Sina Trinkwalder, sogenannte „Sozialunternehmerin“ aus Augsburg, holte während der Dialogreihe „Schweitzer trifft…“ mit Sozialminister Alexander Schweitzer (SPD) zum Rundumschlag aus – gegen die gängig Unternehmerpraxis in Deutschland und auch gegen die Politik.

Trinkwalder, ehemals Werbe-Frau, gründete vor drei Jahren das Textilunternehmen „manomama“, um schwer vermittelbare Arbeitskräfte wieder in Lohn und Brot zu bringen: „Jeder hat seine Fähigkeiten.

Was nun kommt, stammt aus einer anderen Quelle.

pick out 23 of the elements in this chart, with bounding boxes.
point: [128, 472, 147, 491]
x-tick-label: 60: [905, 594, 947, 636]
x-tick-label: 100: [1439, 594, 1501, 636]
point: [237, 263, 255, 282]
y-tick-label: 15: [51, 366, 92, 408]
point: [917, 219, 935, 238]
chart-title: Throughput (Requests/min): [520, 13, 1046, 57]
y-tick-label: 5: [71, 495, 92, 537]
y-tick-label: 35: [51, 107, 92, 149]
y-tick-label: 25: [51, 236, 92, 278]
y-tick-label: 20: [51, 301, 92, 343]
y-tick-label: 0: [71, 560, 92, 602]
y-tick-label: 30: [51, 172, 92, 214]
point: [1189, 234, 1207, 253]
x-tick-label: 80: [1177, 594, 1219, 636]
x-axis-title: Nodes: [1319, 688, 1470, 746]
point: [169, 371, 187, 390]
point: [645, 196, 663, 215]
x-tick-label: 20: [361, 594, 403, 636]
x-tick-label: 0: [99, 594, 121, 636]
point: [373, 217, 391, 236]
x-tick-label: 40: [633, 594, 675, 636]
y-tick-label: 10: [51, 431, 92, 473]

Und für Jeden gibt es Arbeit“, lautet ihr Credo.

Heute beschäftigt sie 140 Menschen, die allenfalls als „Sozialkrüppel“ gälten und die kein Jobcenter mehr hätte vermitteln können: Menschen mit Handicap, Ältere, Alleinerziehende. 10 Euro die Stunde Grundgehalt ist allen Beschäftigten sicher, wer mehr leisten möchte, erreicht auch schon mal einen Lohn von 14 oder 15 Euro. Eingebracht hat sie ihr Eigenkapital von 2 Millionen Euro. Staatliche Mittel oder Bankkredite gab es nicht: Ein Unternehmensprojekt wie ihres sei weder für Politik noch Banken interessant gewesen, erzählt Trinkwalder.

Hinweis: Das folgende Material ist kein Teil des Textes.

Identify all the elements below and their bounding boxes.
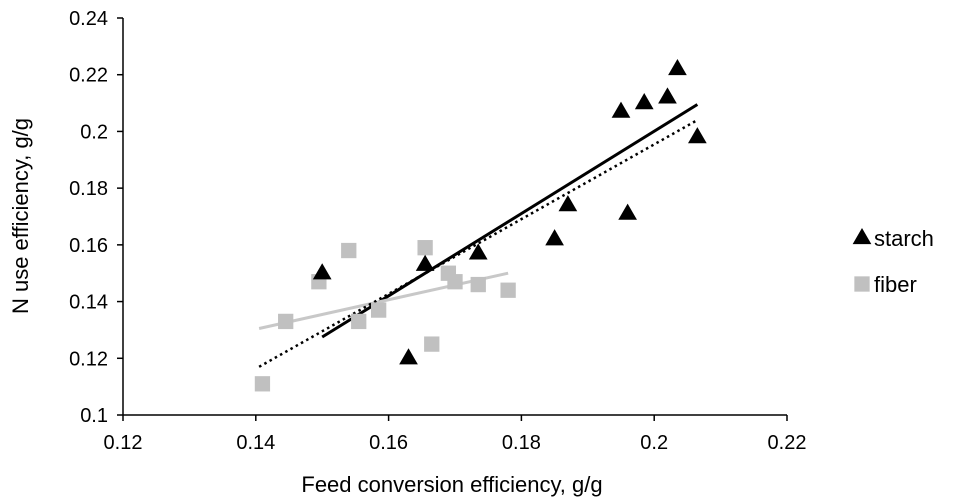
- tick-label-layer: 0.12 0.14 0.16 0.18 0.2 0.22 0.1 0.12 0.14 0.16 0.…: [69, 8, 806, 454]
- axes: [117, 17, 788, 421]
- fiber-point: [341, 242, 357, 259]
- legend-marker-starch: [852, 227, 872, 245]
- starch-point: [545, 229, 564, 246]
- data-point-layer: [254, 59, 707, 392]
- y-tick-label: 0.24: [69, 8, 108, 30]
- starch-point: [468, 243, 488, 260]
- legend-label-fiber: fiber: [874, 272, 917, 297]
- starch-point: [668, 59, 687, 76]
- starch-point: [611, 101, 631, 118]
- y-tick-label: 0.22: [69, 65, 108, 87]
- starch-point: [688, 127, 707, 144]
- x-tick-label: 0.22: [768, 432, 807, 454]
- starch-point: [312, 263, 332, 280]
- starch-point: [558, 195, 578, 212]
- legend-marker-fiber: [854, 276, 870, 292]
- starch-point: [618, 203, 637, 220]
- trendline-starch-solid: [321, 103, 699, 339]
- x-tick-label: 0.2: [640, 432, 668, 454]
- x-axis-title: Feed conversion efficiency, g/g: [301, 472, 602, 497]
- legend: starch fiber: [852, 226, 934, 297]
- y-tick-label: 0.14: [69, 292, 108, 314]
- starch-point: [658, 87, 677, 104]
- fiber-point: [417, 240, 433, 256]
- y-tick-label: 0.18: [69, 178, 108, 200]
- y-axis-title: N use efficiency, g/g: [8, 118, 33, 314]
- fiber-point: [254, 376, 271, 392]
- trendline-fiber-solid: [258, 271, 509, 330]
- fiber-point: [470, 276, 486, 293]
- fiber-point: [500, 282, 516, 298]
- fiber-point: [447, 274, 463, 290]
- fiber-point: [424, 336, 440, 352]
- starch-point: [399, 348, 418, 365]
- y-tick-label: 0.12: [69, 348, 108, 370]
- starch-point: [415, 254, 435, 271]
- trendline-layer: [258, 103, 699, 368]
- y-tick-label: 0.2: [80, 121, 108, 143]
- y-tick-label: 0.1: [80, 405, 108, 427]
- starch-point: [634, 93, 654, 110]
- x-tick-label: 0.12: [104, 432, 143, 454]
- x-tick-label: 0.18: [502, 432, 541, 454]
- fiber-point: [351, 313, 367, 330]
- x-tick-label: 0.14: [236, 432, 275, 454]
- x-tick-label: 0.16: [369, 432, 408, 454]
- fiber-point: [370, 302, 387, 318]
- y-tick-label: 0.16: [69, 235, 108, 257]
- legend-label-starch: starch: [874, 226, 934, 251]
- fiber-point: [278, 313, 294, 330]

Das dürfte sich allmählich ändern, Trinkwalder ist zum Medienliebling avanciert. Dennoch will sie es halten wie bisher: “Wir sind frei und niemandem verpflichtet. Nach Abzug aller Ausgaben bleibt mindestens eine schwarze Null übrig.“

Gewinne werden umgehend in neue Arbeitsplätze investiert. „Und wenn was übrig bleibt, verfressen wir das zusammen“, sagt die Liebhaberin deutlicher Worte, die laut eigenen Angaben einen hirarchielosen Umgang mit ihren Abgestellten pflegt. „Wir sind alle gleich.“ Die weiblichen Mitarbeiter nennt sie „ihre Ladys“: „Weil es welche sind. Wirkliche, tolle Ladys.“

Für ihre fast 40% Arbeitnehmer mit Handicap plädierte Trinkwalder für Selbstbestimmung. So habe man ihr von Amts wegen eine Übersetzerin für eine taubstumme Mitarbeiterin aufdrängen wollen, was die Betroffene jedoch als unangenehm empfand und vehement ablehnte. Ebenso ein Mitarbeiter mit Kleinwuchs, der eine spezielle Maschine bekommen sollte. „Die Menschen wollen keine Sonderbehandlung, sondern nur ganz normal akzeptiert werden“, sagte Trinkwalder.

Über 80 Zuhörer drängten sich in der Vinothek Kimmle, um den Schlagabtausch zwischen Sozialunternehmerin und Sozialminister zu verfolgen, darunter auch zahlreiche Unternehmer. Ja, auch die gäbe es in der SPD, sagte Schweitzer, und nicht wenige.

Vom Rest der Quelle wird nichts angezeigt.